‘Reklamı kestim’
‘Sermaye’nin basın özgürlüğü karşısındaki en güçlü silahı nedir:
Reklam!..
‘Kir’ varsa ‘reklam’la örtülür üzeri!..
Siz inatla ‘kir’i sererseniz ortaya, anında keserler size reklamı.
***
‘Sermaye’ böyle de ‘emek’ten ya da ‘sol’un bile solundan söz edenlerin kimilerini daha farklı mı sandınız?!
Demokratlığını, özgürlüklere saygısını ya da solculuğunu anlamak istiyorsanız birilerinin, önce eleştireceksiniz.

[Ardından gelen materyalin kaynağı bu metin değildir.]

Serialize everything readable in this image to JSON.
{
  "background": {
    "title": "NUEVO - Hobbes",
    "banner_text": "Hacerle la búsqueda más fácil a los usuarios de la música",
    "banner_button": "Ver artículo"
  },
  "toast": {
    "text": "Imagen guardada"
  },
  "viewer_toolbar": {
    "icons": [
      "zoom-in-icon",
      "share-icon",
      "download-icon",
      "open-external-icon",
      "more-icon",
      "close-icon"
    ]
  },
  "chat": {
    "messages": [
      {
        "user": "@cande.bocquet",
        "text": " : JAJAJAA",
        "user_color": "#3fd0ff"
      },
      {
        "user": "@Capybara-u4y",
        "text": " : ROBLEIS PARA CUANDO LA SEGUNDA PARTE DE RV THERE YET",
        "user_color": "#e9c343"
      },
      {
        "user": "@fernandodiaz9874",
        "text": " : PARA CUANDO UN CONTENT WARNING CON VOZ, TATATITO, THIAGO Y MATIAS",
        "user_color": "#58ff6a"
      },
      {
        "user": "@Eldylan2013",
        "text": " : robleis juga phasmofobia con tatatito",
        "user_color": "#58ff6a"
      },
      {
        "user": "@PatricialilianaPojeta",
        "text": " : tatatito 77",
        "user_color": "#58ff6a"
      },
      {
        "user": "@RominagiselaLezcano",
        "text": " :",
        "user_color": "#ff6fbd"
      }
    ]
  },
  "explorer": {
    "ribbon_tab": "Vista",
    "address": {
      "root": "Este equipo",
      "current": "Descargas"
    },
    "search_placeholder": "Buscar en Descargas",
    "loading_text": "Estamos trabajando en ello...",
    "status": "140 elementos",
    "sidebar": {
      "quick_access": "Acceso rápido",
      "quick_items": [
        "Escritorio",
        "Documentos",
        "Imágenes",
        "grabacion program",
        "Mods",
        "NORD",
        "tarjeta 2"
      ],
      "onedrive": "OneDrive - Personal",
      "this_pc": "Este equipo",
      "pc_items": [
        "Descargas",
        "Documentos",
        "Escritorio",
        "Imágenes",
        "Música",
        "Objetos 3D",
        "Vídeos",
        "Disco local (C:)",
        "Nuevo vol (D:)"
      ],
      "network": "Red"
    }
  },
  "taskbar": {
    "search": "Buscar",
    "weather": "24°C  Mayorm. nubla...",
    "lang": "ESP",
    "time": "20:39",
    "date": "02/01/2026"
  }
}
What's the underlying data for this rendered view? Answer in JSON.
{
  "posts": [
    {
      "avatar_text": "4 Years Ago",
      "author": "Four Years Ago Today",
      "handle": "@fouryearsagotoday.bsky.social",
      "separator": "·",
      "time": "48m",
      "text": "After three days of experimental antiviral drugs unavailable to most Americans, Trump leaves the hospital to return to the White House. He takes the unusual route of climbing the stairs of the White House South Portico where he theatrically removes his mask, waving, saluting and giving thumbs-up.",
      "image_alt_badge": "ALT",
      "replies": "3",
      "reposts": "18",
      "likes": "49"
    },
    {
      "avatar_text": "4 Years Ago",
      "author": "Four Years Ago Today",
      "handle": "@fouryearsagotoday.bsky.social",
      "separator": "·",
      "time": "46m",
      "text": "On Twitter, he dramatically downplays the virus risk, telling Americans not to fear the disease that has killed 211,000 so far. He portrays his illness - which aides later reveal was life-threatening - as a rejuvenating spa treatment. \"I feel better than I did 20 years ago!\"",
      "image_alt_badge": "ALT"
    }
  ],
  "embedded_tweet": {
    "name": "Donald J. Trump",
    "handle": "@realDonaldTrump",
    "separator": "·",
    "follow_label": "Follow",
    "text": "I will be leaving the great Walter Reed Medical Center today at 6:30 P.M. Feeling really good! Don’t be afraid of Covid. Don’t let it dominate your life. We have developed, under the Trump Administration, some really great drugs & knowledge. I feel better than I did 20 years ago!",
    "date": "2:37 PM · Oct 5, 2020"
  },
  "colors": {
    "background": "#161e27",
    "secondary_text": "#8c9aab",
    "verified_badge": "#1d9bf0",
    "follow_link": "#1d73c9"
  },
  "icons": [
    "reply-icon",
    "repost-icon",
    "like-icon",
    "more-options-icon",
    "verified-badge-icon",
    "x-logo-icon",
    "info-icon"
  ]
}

O durumda ortaya çıkar foyası…
***
Bir sendika başkanımız örneğin, sırf bu satırların yazarı kendinden farklı düşüncelerini kaleme döküyor diye kaptanlığını yaptığı gemiyi bizim gazetenin limanından çekti!..
- “Size artık reklam yok” dedi.
***
Bu ülkede düşünce özgürlüğünü ve her fikrin kendini ifade hakkını “ama”sız savunacak demokratlara ihtiyaç var.
Kendinden farklı düşünenlerin ‘özgürlüklerine’ de saygılı yüreklere…
Yani ‘gerçek’ demokratlara..
***
“Size reklamı kestim...”
Hiç sorun değil…
Biz yine sizin haberlerinizi izlemeye, sizin sesinizi çoğaltmaya, işimizi aşkla yapmaya devam edeceğiz.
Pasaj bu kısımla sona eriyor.